Pacquiao’s win would’ve been the Philippines’ loss

I clearly remember our parish priest’s homily when I was around 15 years old: “The Philippines is exporting our OFWs to different countries.  But in the midst of our poverty, do not be worried for there is a grand plan for us…. Filipinos are already all over the world, the time will come when we shall conquer the earth.”

Over the years, I have heard this evangelical message a few times not only from our priest but also from family and friends.  It is reflective of how, until today, the Church continues to influence society by promising hope and prosperity in the midst of significant poverty and economic disparity.

Idolizing a hero

Pacquiao is the epitome of a dream we all have:  the promise of a better life, the promise of future success, or perhaps the promise of fame and prosperity – one that an average Juan de la Cruz could relate to and fantasize for himself.

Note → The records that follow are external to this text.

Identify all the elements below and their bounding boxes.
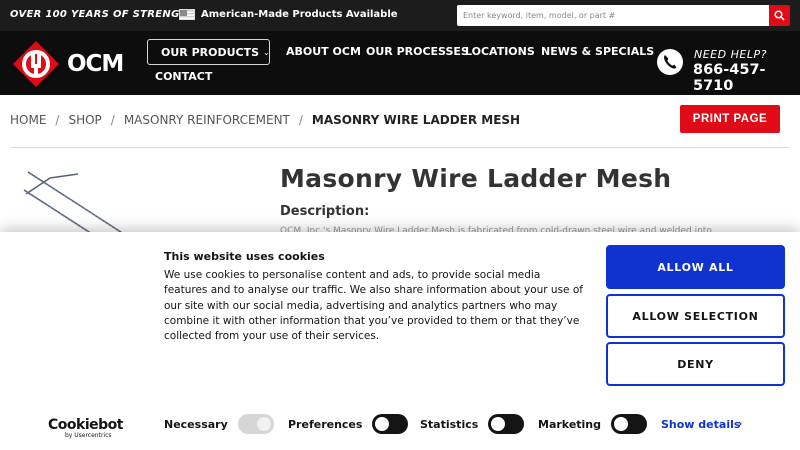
toggle-statistics[interactable] (488, 414, 525, 434)
nav-processes[interactable]: OUR PROCESSES (366, 45, 469, 58)
chevron-right-icon[interactable]: › (738, 417, 742, 430)
toggle-marketing-label: Marketing (538, 417, 602, 431)
toggle-necessary-row: Necessary (164, 414, 274, 434)
nav-contact[interactable]: CONTACT (155, 70, 212, 83)
tagline: OVER 100 YEARS OF STRENGTH (10, 9, 196, 20)
print-page-button[interactable]: PRINT PAGE (680, 105, 780, 133)
nav-our-products-label: OUR PRODUCTS (161, 45, 260, 59)
description-label: Description: (280, 204, 370, 219)
phone-number[interactable]: 866-457-5710 (693, 62, 800, 94)
breadcrumb-separator: / (55, 113, 60, 127)
toggle-necessary (237, 414, 274, 434)
product-title: Masonry Wire Ladder Mesh (280, 164, 672, 193)
toggle-statistics-row: Statistics (420, 414, 525, 434)
allow-all-button[interactable]: ALLOW ALL (606, 245, 785, 289)
breadcrumb-separator: / (298, 113, 303, 127)
search-button[interactable] (769, 5, 790, 26)
toggle-preferences-label: Preferences (288, 417, 363, 431)
show-details-link[interactable]: Show details (661, 418, 740, 431)
search-icon (774, 10, 785, 21)
chevron-down-icon: ⌄ (263, 47, 270, 57)
toggle-marketing[interactable] (611, 414, 648, 434)
need-help-label: NEED HELP? (694, 48, 767, 61)
cookiebot-sub: by Usercentrics (65, 432, 112, 439)
phone-icon[interactable] (656, 48, 686, 78)
breadcrumb-separator: / (110, 113, 115, 127)
cookie-consent-banner: This website uses cookies We use cookies… (0, 232, 800, 450)
breadcrumb-shop[interactable]: SHOP (68, 113, 101, 127)
content-divider (10, 147, 790, 148)
toggle-preferences-row: Preferences (288, 414, 409, 434)
search-input[interactable] (457, 5, 769, 26)
breadcrumb-masonry-reinforcement[interactable]: MASONRY REINFORCEMENT (124, 113, 290, 127)
toggle-necessary-label: Necessary (164, 417, 228, 431)
breadcrumb-home[interactable]: HOME (10, 113, 46, 127)
main-header: OCM OUR PRODUCTS ⌄ ABOUT OCM OUR PROCESS… (0, 31, 800, 95)
cookiebot-logo[interactable]: Cookiebot by Usercentrics (48, 417, 123, 439)
toggle-marketing-row: Marketing (538, 414, 648, 434)
cookie-description: We use cookies to personalise content an… (164, 269, 583, 343)
ocm-logo[interactable]: OCM (12, 40, 124, 88)
nav-our-products[interactable]: OUR PRODUCTS ⌄ (147, 39, 270, 65)
breadcrumb-current: MASONRY WIRE LADDER MESH (311, 113, 521, 127)
product-image[interactable] (20, 160, 150, 240)
allow-selection-button[interactable]: ALLOW SELECTION (606, 294, 785, 338)
top-bar: OVER 100 YEARS OF STRENGTH American-Made… (0, 0, 800, 31)
ocm-emblem-icon (13, 41, 59, 87)
nav-news-specials[interactable]: NEWS & SPECIALS (541, 45, 654, 58)
cookiebot-brand: Cookiebot (48, 417, 123, 433)
logo-text: OCM (67, 51, 124, 77)
american-made-link[interactable]: American-Made Products Available (201, 9, 398, 20)
nav-about[interactable]: ABOUT OCM (286, 45, 361, 58)
nav-locations[interactable]: LOCATIONS (465, 45, 535, 58)
cookie-title: This website uses cookies (164, 250, 325, 263)
breadcrumb: HOME / SHOP / MASONRY REINFORCEMENT / MA… (10, 113, 520, 127)
toggle-statistics-label: Statistics (420, 417, 479, 431)
deny-button[interactable]: DENY (606, 342, 785, 386)
us-flag-icon (179, 9, 195, 20)
toggle-preferences[interactable] (372, 414, 409, 434)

But if we peruse it at its very core:  why do we revere Manny Pacquiao as if he were a national treasure?

True, boxing is an extremely competitive sport in which the best professionals could average ~60 punches per round and those who prevail become multi-millionaires.  This is where Pacquiao secured his world record place in the annals of boxing legends by claiming eight (8) division titles.    But what exactly is behind this boxing success that could literally translate to, or be transferable to being able to result to cease-fires, decongest Manila’s traffic and even effectively run a Senate seat?

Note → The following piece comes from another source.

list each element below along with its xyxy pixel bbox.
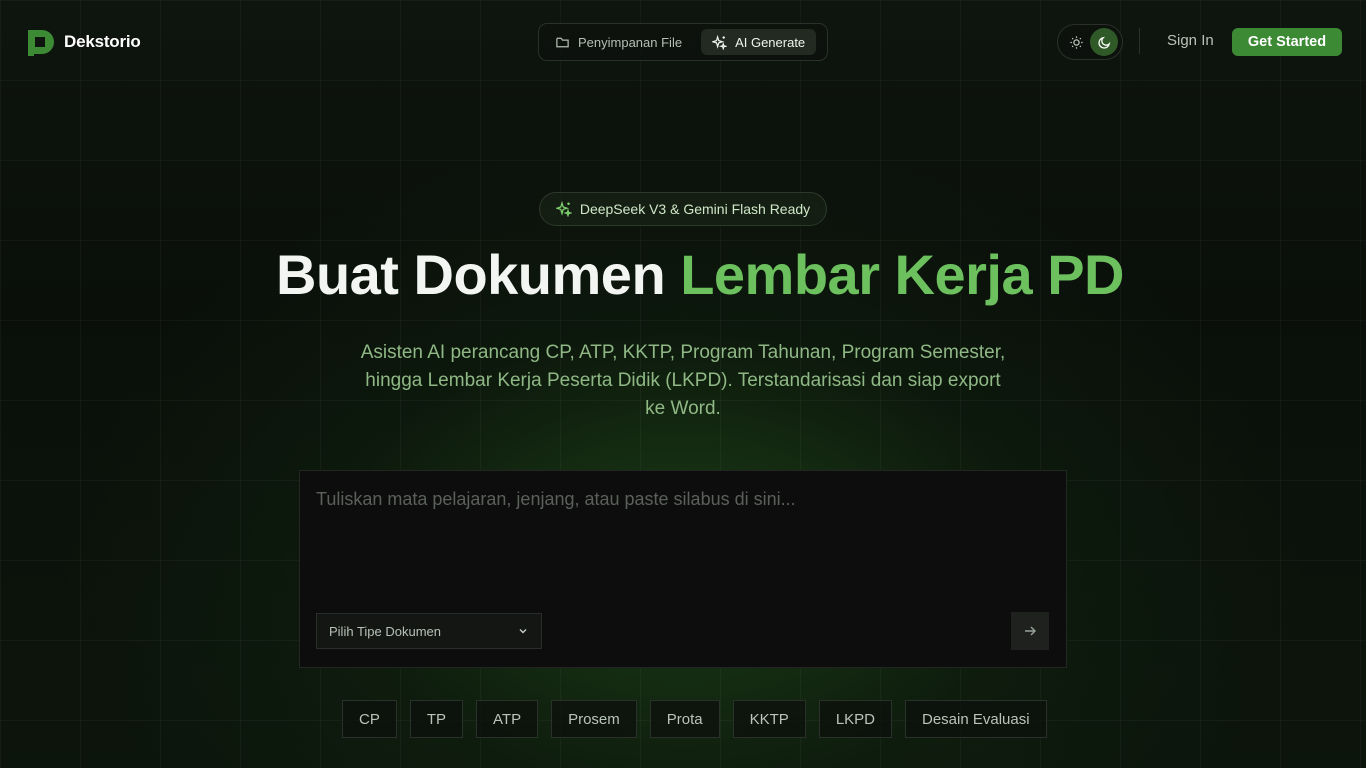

Searching for an answer requires us to go back further in history…. when the Spaniards landed in South America, little did the locals knew how bleak the future would be for them.  Hernán Cortés and Francisco Pizarro were extremely efficient invaders of the Aztec and Inca empires – and within less than a generation, ancient cultures were eradicated and the new rulers were firmly in control.

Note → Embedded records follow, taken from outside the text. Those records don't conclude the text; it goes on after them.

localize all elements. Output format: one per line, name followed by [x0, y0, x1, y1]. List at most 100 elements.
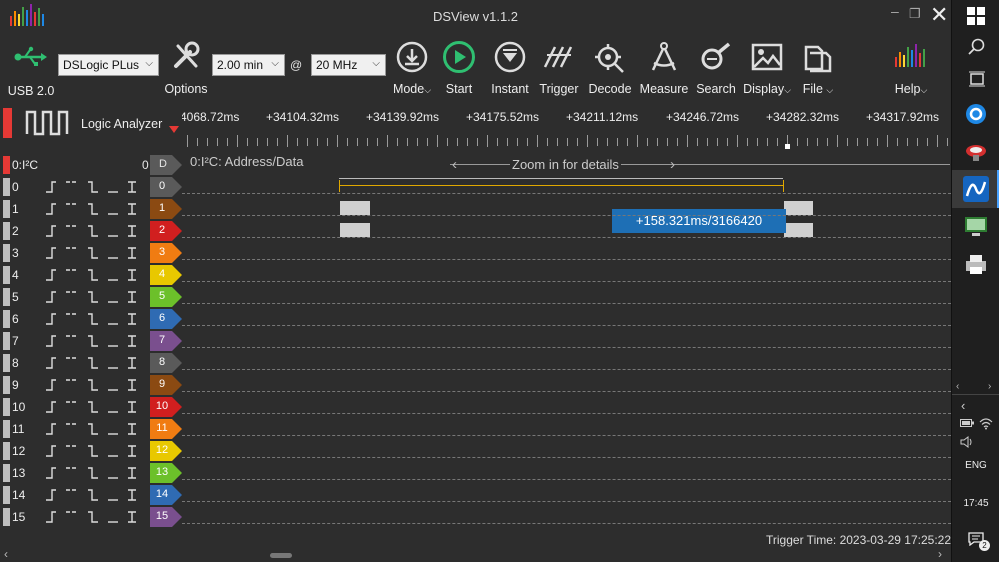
- channel-waveform[interactable]: [182, 175, 951, 197]
- channel-row[interactable]: 44: [0, 264, 182, 286]
- channel-list: 0:I²C 0 D 0 0 1 1 2 2 3 3 4 4 5 5 6 6 7 7 8 8 9 9 10 10 11 11 12…: [0, 100, 182, 530]
- channel-waveform[interactable]: [182, 483, 951, 505]
- trigger-selector[interactable]: [44, 312, 148, 326]
- scroll-left-arrow[interactable]: ‹: [4, 547, 8, 561]
- trigger-selector[interactable]: [44, 422, 148, 436]
- channel-waveform[interactable]: [182, 263, 951, 285]
- channel-color-bar: [3, 332, 10, 350]
- trigger-selector[interactable]: [44, 378, 148, 392]
- trigger-selector[interactable]: [44, 334, 148, 348]
- ruler-tick: [207, 138, 208, 146]
- language-indicator[interactable]: ENG: [952, 460, 999, 471]
- time-ruler[interactable]: 4068.72ms +34104.32ms +34139.92ms +34175.52…: [182, 100, 951, 156]
- channel-waveform[interactable]: [182, 395, 951, 417]
- help-button[interactable]: Help⌵: [886, 41, 936, 96]
- ruler-tick: [467, 138, 468, 146]
- channel-baseline: [182, 435, 951, 436]
- scroll-right-arrow[interactable]: ›: [938, 547, 942, 561]
- channel-row[interactable]: 33: [0, 242, 182, 264]
- trigger-selector[interactable]: [44, 444, 148, 458]
- clock[interactable]: 17:45: [952, 498, 999, 509]
- search-icon[interactable]: [968, 38, 986, 56]
- trigger-selector[interactable]: [44, 488, 148, 502]
- speaker-icon[interactable]: [960, 436, 974, 448]
- search-button[interactable]: Search: [694, 41, 738, 96]
- channel-row[interactable]: 99: [0, 374, 182, 396]
- trigger-selector[interactable]: [44, 246, 148, 260]
- waveform-view[interactable]: 0:I²C: Address/Data ‹ Zoom in for detail…: [182, 153, 951, 528]
- samplerate-select[interactable]: 20 MHz ⌵: [311, 54, 386, 76]
- display-button[interactable]: Display⌵: [742, 41, 792, 96]
- instant-label: Instant: [491, 82, 529, 96]
- trigger-selector[interactable]: [44, 268, 148, 282]
- channel-row[interactable]: 15 15: [0, 506, 182, 528]
- trigger-selector[interactable]: [44, 510, 148, 524]
- app-red-icon[interactable]: [964, 140, 988, 164]
- app-printer-icon[interactable]: [964, 253, 988, 275]
- close-button[interactable]: ✕: [930, 2, 948, 28]
- measure-button[interactable]: Measure: [638, 41, 690, 96]
- channel-waveform[interactable]: [182, 219, 951, 241]
- channel-waveform[interactable]: [182, 373, 951, 395]
- channel-waveform[interactable]: [182, 439, 951, 461]
- trigger-selector[interactable]: [44, 290, 148, 304]
- channel-waveform[interactable]: [182, 351, 951, 373]
- trigger-selector[interactable]: [44, 356, 148, 370]
- channel-row[interactable]: 14 14: [0, 484, 182, 506]
- restore-button[interactable]: ❐: [909, 6, 921, 22]
- ruler-tick: [237, 135, 238, 147]
- channel-waveform[interactable]: [182, 329, 951, 351]
- trigger-selector[interactable]: [44, 466, 148, 480]
- trigger-selector[interactable]: [44, 180, 148, 194]
- channel-waveform[interactable]: [182, 505, 951, 527]
- channel-waveform[interactable]: [182, 285, 951, 307]
- trigger-selector[interactable]: [44, 400, 148, 414]
- trigger-button[interactable]: Trigger: [536, 41, 582, 96]
- trigger-selector[interactable]: [44, 202, 148, 216]
- file-button[interactable]: File ⌵: [796, 41, 840, 96]
- options-button[interactable]: Options: [162, 40, 210, 96]
- channel-row[interactable]: 12 12: [0, 440, 182, 462]
- trigger-selector[interactable]: [44, 224, 148, 238]
- start-button[interactable]: Start: [436, 41, 482, 96]
- channel-row[interactable]: 88: [0, 352, 182, 374]
- channel-row[interactable]: 00: [0, 176, 182, 198]
- channel-row[interactable]: 66: [0, 308, 182, 330]
- battery-icon[interactable]: [960, 418, 974, 428]
- channel-waveform[interactable]: [182, 461, 951, 483]
- app-monitor-icon[interactable]: [964, 215, 988, 237]
- mode-button[interactable]: Mode⌵: [390, 41, 434, 96]
- ruler-tick: [517, 138, 518, 146]
- minimize-button[interactable]: ‒: [891, 3, 899, 19]
- device-select[interactable]: DSLogic PLus ⌵: [58, 54, 159, 76]
- task-view-icon[interactable]: [968, 70, 986, 88]
- channel-row[interactable]: 55: [0, 286, 182, 308]
- channel-row[interactable]: 77: [0, 330, 182, 352]
- app-dsview-icon[interactable]: [963, 176, 989, 202]
- ruler-tick: [637, 135, 638, 147]
- horizontal-scrollbar-thumb[interactable]: [270, 553, 292, 558]
- channel-waveform[interactable]: [182, 417, 951, 439]
- decode-button[interactable]: Decode: [586, 41, 634, 96]
- show-hidden-icons-chevron-icon[interactable]: ‹: [961, 398, 965, 413]
- instant-button[interactable]: Instant: [486, 41, 534, 96]
- channel-waveform[interactable]: [182, 197, 951, 219]
- wifi-icon[interactable]: [979, 416, 993, 430]
- compass-icon: [651, 42, 677, 71]
- ruler-tick: [537, 135, 538, 147]
- tray-scroll-left[interactable]: ‹: [956, 381, 959, 392]
- tray-scroll-right[interactable]: ›: [988, 381, 991, 392]
- channel-row[interactable]: 11: [0, 198, 182, 220]
- channel-baseline: [182, 457, 951, 458]
- app-cortana-icon[interactable]: [964, 102, 988, 126]
- channel-row[interactable]: 13 13: [0, 462, 182, 484]
- channel-row[interactable]: 10 10: [0, 396, 182, 418]
- channel-waveform[interactable]: [182, 241, 951, 263]
- channel-row[interactable]: 22: [0, 220, 182, 242]
- decoder-row[interactable]: 0:I²C 0 D: [0, 154, 182, 176]
- taskbar: ‹ › ‹ ENG 17:45 2: [951, 0, 999, 562]
- duration-select[interactable]: 2.00 min ⌵: [212, 54, 285, 76]
- channel-row[interactable]: 11 11: [0, 418, 182, 440]
- windows-start-icon[interactable]: [967, 7, 985, 25]
- channel-waveform[interactable]: [182, 307, 951, 329]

The same blueprint was used during that same era when Magellan landed in Homonhon, also believed to be where the 1st mass was held in the Philippines.  The common denominator between these conquistadors was the propaganda tool utilized to tame the population — religion.

The mantle of Christianity was used to penetrate the cultures and economies that Spain occupied.  Had the internet existed back then, Lapu-Lapu and the Indios would have learned how Moctezuma II of the Aztec empire was outmaneuvered by the conquerors with the false promise of peace and prosperity, and would have finished off the rest of Magellan’s crew.

After centuries of rule promising prosperity, the Philippines and South American Catholic countries are still hopelessly ensnared in poverty, inequality and corruption.

A misguided concept of Salvation

Religion continues to be used today not unlike the way the Spaniards managed its subjects:  “Bear the sacrifice today for we live in a temporal world, for tomorrow you will be rewarded.”

The path is difficult – but for the time being your faith could be enriched by kissing a statue or your bishop’s ring.

I was in church a few months ago and couldn’t help but wonder in the photo I took below, why the Church still encourages until today kissing the statue of the Santo Niňo after celebrating mass.

salvation

The symbolism of this practice gives hope – that the act could somehow help absolve us of our sins, shower us with blessings, and perhaps allow an easier path towards salvation.

The conquerors had a genius of an operation, so much so that almost 500 years later, it is firmly embedded in the nation’s DNA.  Filipinos are willing to forget the abuses of the present for a better life after death – one that leaders of both the church and government continue to exploit until today.

Realizing the country’s thirst for hope in the midst of poverty – Pacquiao has presented himself as our future, a potential path to the nation’s salvation….

Pacquiao as the Savior

Nothing could have made Filipinos more ecstatic had Pacquiao demolished Horn july 2 in Brisbane.  His win would’ve continued providing hope for millions of impoverished Filipinos.  Pacquiao, the nation’s pride, will reinforce the false belief that the country will have a better life shortly thereafter.

A victory would’ve been a tremendous boost to the country’s morale, a respite from the nation’s latest crisis.  Yet unfortunately, it would’ve also fortified his place as the Filipinos’ epitome of success, at the minimum guaranteeing his place in the next elections, but perhaps even the vice-presidency or presidency in five years.

This is nothing but boxing:  Pacquiao is a sports hero, but a national hero he isn’t.

His future wins will allow the Filipinos to forget its suffering for a while and elevate him further as a statesman that is worthy to lead.  His future success will be another opportunity to practice blind reverence as we had over the centuries.  Indeed, another Pacquiao win will be a loss for the nation.